Pacific urged, and the CLECS agreed to, the use of special tables for percentage-based benchmarks with small samples. The CLECs favored the use of a table for benchmarks with small sizes. While allowing that the ACR's simple benchmark approach could be used, Verizon CA advocated alternatively examining the use of tables for small sample sizes. Verizon CA endorsed Pacific's adjusted table of percentages for benchmarks. As noted, ORA opposed the use of any formal statistical tests for performance measures.
In response to question 3, Pacific agreed that samples of thirty are adequate for average-based parity submeasures. It did not agree that a sample size of thirty is appropriate for benchmark measures that are interpreted as absolute standards and for percentage-based measures for which the benchmark is near zero (0) or 100 percent. (Pacific ACR Opening Comments at 12.) Pacific initially desired a minimum sample size of 30 occurrences, which is the standard "rule of thumb" for parametric statistical testing. As a compromise, Pacific was willing to lower the sample size to 20, with the caveat that the impact of the small sample sizes be evaluated at the end of the six-month trial test period. It also accepted benchmark measures for a specific list of rare submeasures, i.e., rare parity measures essentially become benchmark measures.

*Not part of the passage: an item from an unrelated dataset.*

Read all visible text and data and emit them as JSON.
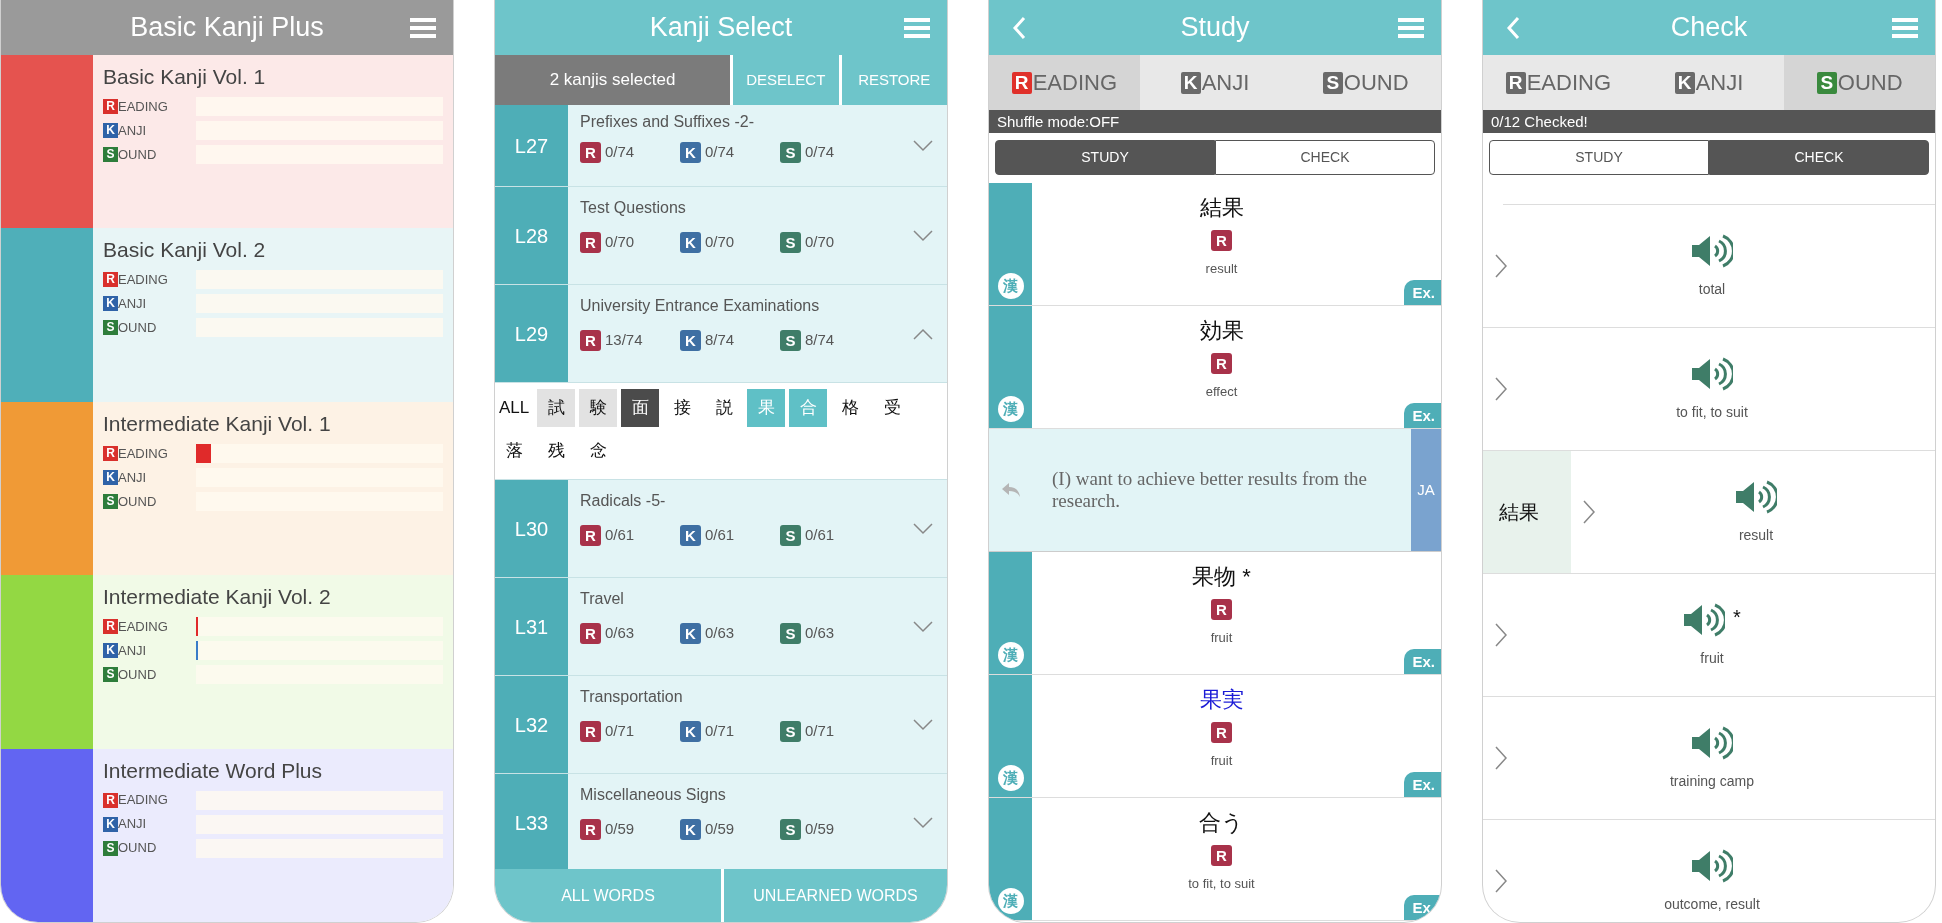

Pacific did not agree to use the sample size at whatever number of cases is available after three months if a CLEC does not have thirty cases. Stating that neither the CLECs nor the ILECs have proposed that sample sizes less than five (5) be considered for assessing remedies, Pacific did not want to set the minimum sample size at one (1) case. Pacific argued that aggregating over months introduces additional complexity and accounting expenses into the measurement reporting process and that a simpler rule for sample size examines results over one month. Pacific concluded that "while it may be possible to program these aggregation rules, they will make it difficult for the CLECs to monitor Pacific's performance and difficult for Pacific to manage its business." (Id. at 13.)

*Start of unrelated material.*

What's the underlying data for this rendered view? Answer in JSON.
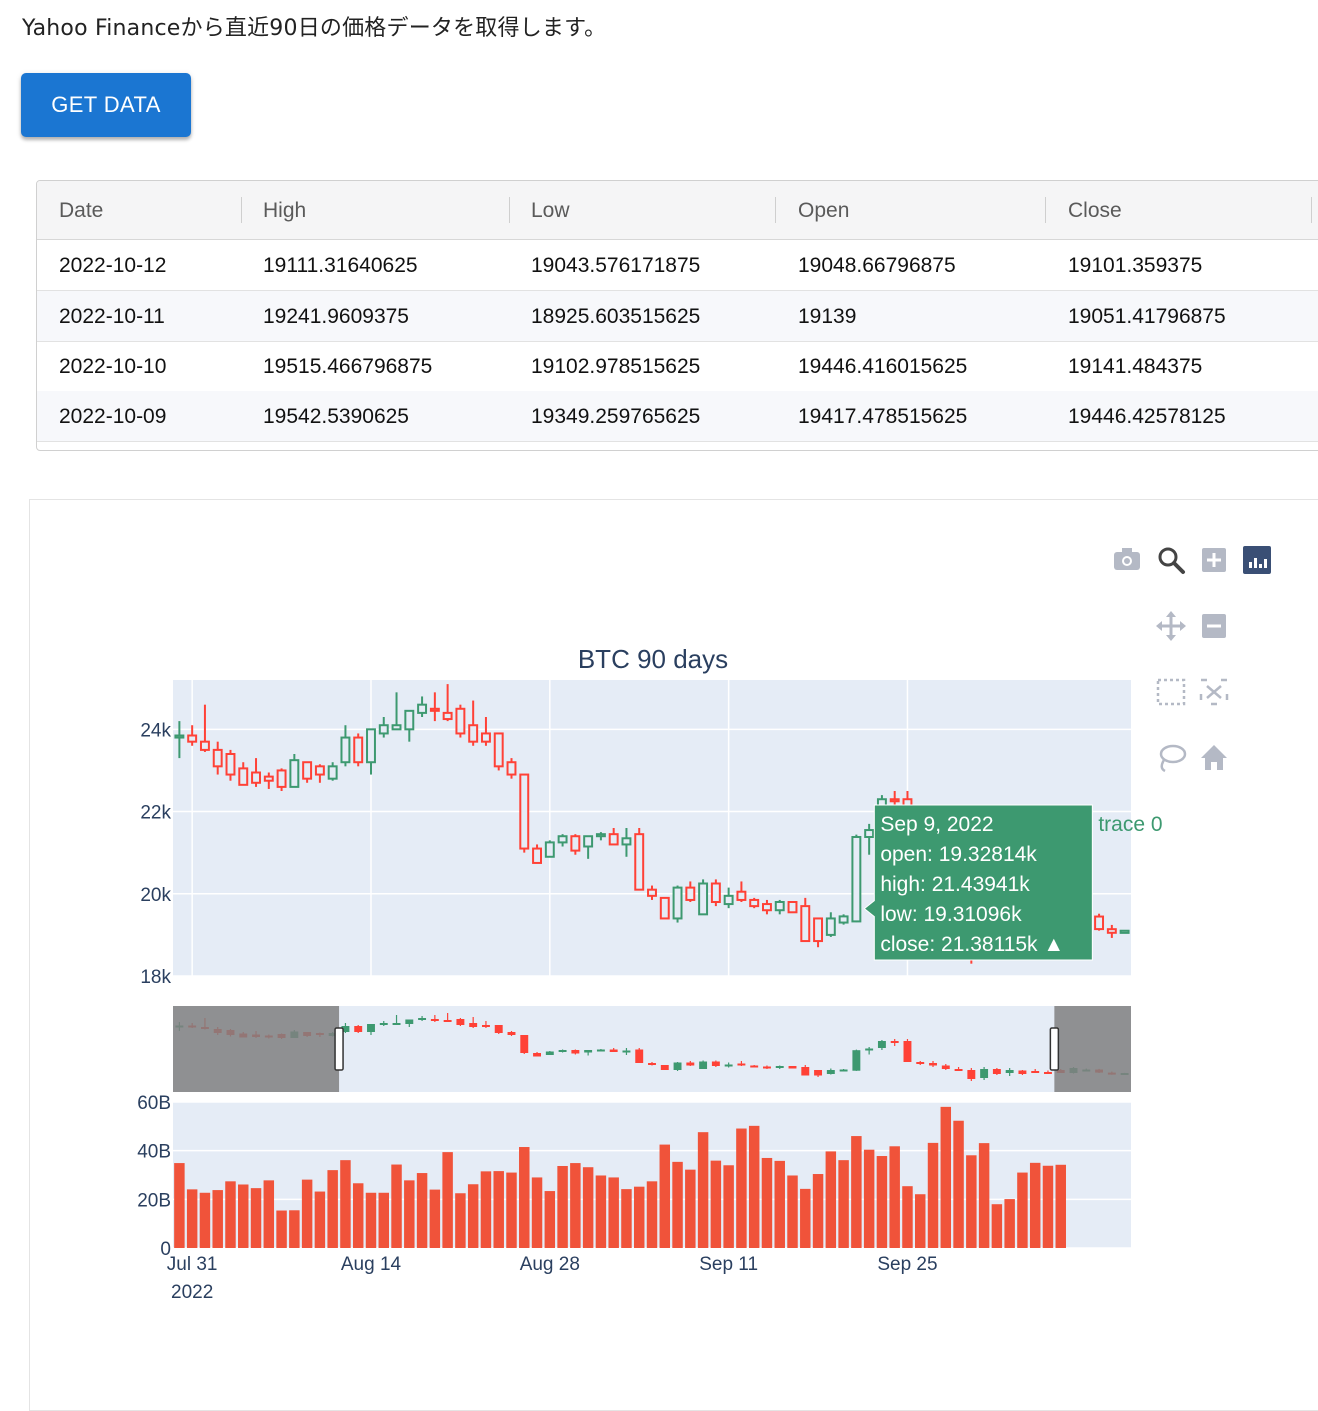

The CLECs disagreed with using a minimum sample size as large as thirty (30). They argued that many CLECs would have fewer than 30 observations in a month for some measures. They also noted that Pacific reported that in the period of July through November 1999, approximately 100 CLECs had reportable data on 18,555 instances of parity submeasures. Of these reported submeasures, 62 percent of the CLECs had sample sizes of less than thirty cases. The CLECs further argued that the majority of all submeasures would have sample sizes less than thirty (30). (CLECs' ACR Opening Comments at 11.) Consequently, a majority of submeasures would not be subject to incentive payments. The CLECs have suggested a minimum sample size of 5 for parity submeasures. (CLECs' ACR Reply Comments at 8.)
The CLECs advocated using permutation testing for small sizes. (CLECs' ACR Opening Comments at 10.) They also disagreed with aggregating sample sizes over three months, or any time, because the ILECs could perform poorly for more than a month without correction. The CLECs insist that the only reason to favor a minimum sample size of thirty (30) for measured variables is that this might make a normal distribution an acceptable approximation to the distribution of the Z-test. Regarding minimum sample sizes for benchmark measures, the CLECs continued to advocate use of the table as the cleanest, easiest means of maintaining consistency with the adopted benchmarks. (Id. At 11.)

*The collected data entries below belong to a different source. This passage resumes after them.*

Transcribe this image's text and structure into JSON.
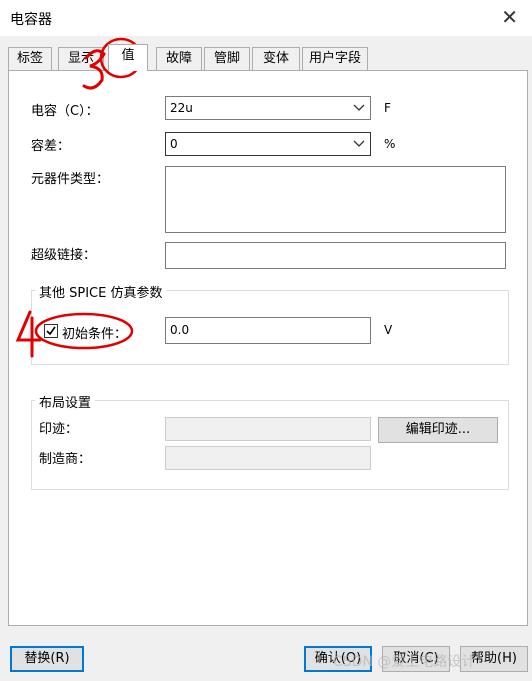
{
  "window": {
    "title": "电容器",
    "close_glyph": "✕"
  },
  "tabs": [
    {
      "label": "标签"
    },
    {
      "label": "显示"
    },
    {
      "label": "值",
      "active": true
    },
    {
      "label": "故障"
    },
    {
      "label": "管脚"
    },
    {
      "label": "变体"
    },
    {
      "label": "用户字段"
    }
  ],
  "form": {
    "capacitance": {
      "label": "电容（C）：",
      "value": "22u",
      "unit": "F"
    },
    "tolerance": {
      "label": "容差：",
      "value": "0",
      "unit": "%"
    },
    "component_type": {
      "label": "元器件类型：",
      "value": ""
    },
    "hyperlink": {
      "label": "超级链接：",
      "value": ""
    }
  },
  "spice": {
    "group_title": "其他 SPICE 仿真参数",
    "initial_condition": {
      "label": "初始条件：",
      "checked": true,
      "value": "0.0",
      "unit": "V"
    }
  },
  "layout_settings": {
    "group_title": "布局设置",
    "footprint_label": "印迹：",
    "footprint_value": "",
    "edit_footprint_button": "编辑印迹...",
    "manufacturer_label": "制造商：",
    "manufacturer_value": ""
  },
  "buttons": {
    "replace": "替换(R)",
    "ok": "确认(O)",
    "cancel": "取消(C)",
    "help": "帮助(H)"
  },
  "annotations": {
    "tab_mark": "3",
    "checkbox_mark": "4"
  },
  "watermark": "CSDN @爱上电路设计",
  "colors": {
    "accent": "#0078d7",
    "annotation": "#e00000"
  },
  "icons": [
    "close-icon",
    "chevron-down-icon",
    "checkmark-icon"
  ]
}
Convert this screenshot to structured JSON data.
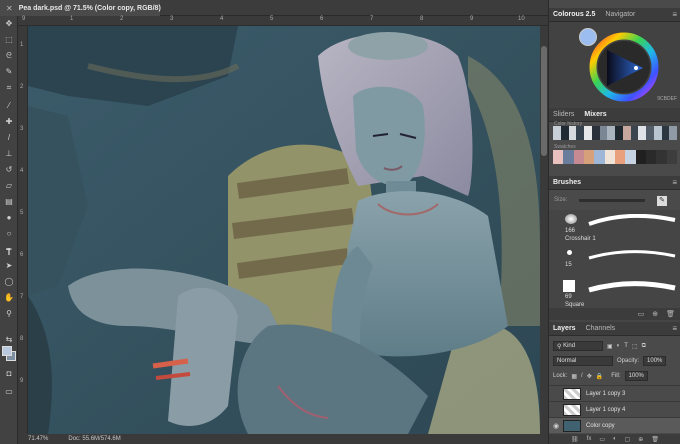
{
  "document": {
    "title": "Pea dark.psd @ 71.5% (Color copy, RGB/8)"
  },
  "ruler_top": [
    "9",
    "1",
    "2",
    "3",
    "4",
    "5",
    "6",
    "7",
    "8",
    "9",
    "10"
  ],
  "ruler_left": [
    "1",
    "2",
    "3",
    "4",
    "5",
    "6",
    "7",
    "8",
    "9"
  ],
  "status": {
    "zoom": "71.47%",
    "doc": "Doc: 55.6M/574.6M"
  },
  "tools": [
    "move-icon",
    "marquee-icon",
    "lasso-icon",
    "quick-select-icon",
    "crop-icon",
    "eyedropper-icon",
    "healing-icon",
    "brush-icon",
    "stamp-icon",
    "history-brush-icon",
    "eraser-icon",
    "gradient-icon",
    "blur-icon",
    "dodge-icon",
    "pen-icon",
    "type-icon",
    "path-select-icon",
    "ellipse-icon",
    "hand-icon",
    "zoom-icon"
  ],
  "colors": {
    "foreground": "#b8c8de",
    "background": "#7d8fa3",
    "accent_blue": "#2f6bd6",
    "canvas_base": "#3f6170"
  },
  "color_panel": {
    "tabs": [
      "Colorous 2.5",
      "Navigator"
    ],
    "active_tab": "Colorous 2.5",
    "hex_value": "9CBDEF"
  },
  "mixer_panel": {
    "tabs": [
      "Sliders",
      "Mixers"
    ],
    "active_tab": "Mixers",
    "history_label": "Color history",
    "swatches_label": "Swatches",
    "history_colors": [
      "#c9cfd6",
      "#1f2a33",
      "#d7dbe0",
      "#36424d",
      "#e6e8ea",
      "#2a313a",
      "#7a8694",
      "#a9b4bf",
      "#202830",
      "#c6a79d",
      "#3a4550",
      "#dfe3e7",
      "#515c68",
      "#b8c4d0",
      "#2c3640",
      "#8f9aa6"
    ],
    "swatch_colors": [
      "#e9c2c0",
      "#6b7d9c",
      "#c58a92",
      "#d6a07a",
      "#9fb7d7",
      "#f0e4d8",
      "#e9a07c",
      "#c6d3e3",
      "#202020",
      "#2a2a2a",
      "#333333",
      "#3d3d3d"
    ]
  },
  "brushes_panel": {
    "title": "Brushes",
    "size_label": "Size:",
    "items": [
      {
        "num": "166",
        "name": "Crosshair 1"
      },
      {
        "num": "15",
        "name": ""
      },
      {
        "num": "69",
        "name": "Square"
      }
    ]
  },
  "layers_panel": {
    "tabs": [
      "Layers",
      "Channels"
    ],
    "active_tab": "Layers",
    "kind_label": "Kind",
    "blend_mode": "Normal",
    "opacity_label": "Opacity:",
    "opacity_value": "100%",
    "lock_label": "Lock:",
    "fill_label": "Fill:",
    "fill_value": "100%",
    "layers": [
      {
        "name": "Layer 1 copy 3",
        "visible": false,
        "active": false
      },
      {
        "name": "Layer 1 copy 4",
        "visible": false,
        "active": false
      },
      {
        "name": "Color copy",
        "visible": true,
        "active": true
      }
    ],
    "footer": [
      "fx",
      "◐",
      "▭",
      "▢",
      "⊕",
      "🗑"
    ]
  }
}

Verizon CA stated that aggregating small sample sizes over three months raises some potentially difficult and complex implementation issues. It advocated the standard Z-test with unequal variances employing exact distributions. For parity measures, Verizon CA favored using exact distributions for small sample sizes less than fifty (50). It also supported the Pacific-CLECs tables for benchmark measures with small sizes. Verizon CA disagreed that 30 observations for parity measures are appropriate with the Modified Z-test. It maintained that neither the standard nor Modified Z-test should be used with less than fifty observations. (Verizon CA ACR Opening Comments at 15.) ORA commented that the minimum sample size is not a "trivial issue" that should be arbitrarily set at thirty. It recommended a minimum sample size of 20 based on a formula (N (sample size) = 1/a where a = .05). (ORA ACR Opening Comments at 8.)
Pacific argued against the use of the 10-percent alpha limit and instead proposed a 5-percent Type I maximum error rate. The company asserted that a 10-percent alpha limit is unreasonably large and will yield an unfair proportion of Type I errors. It maintained that 5 percent represents a just compromise between unfairly detecting discrimination where none exists (Type I error) and failing to detect discrimination where it exists (Type II error). (Pacific ACR Opening Comments at 14-15.) Pacific focused on their desire to mitigate the effects of random variation. It commented that forgiveness rules help with the mitigation of random variation, but are complex and expensive to administer.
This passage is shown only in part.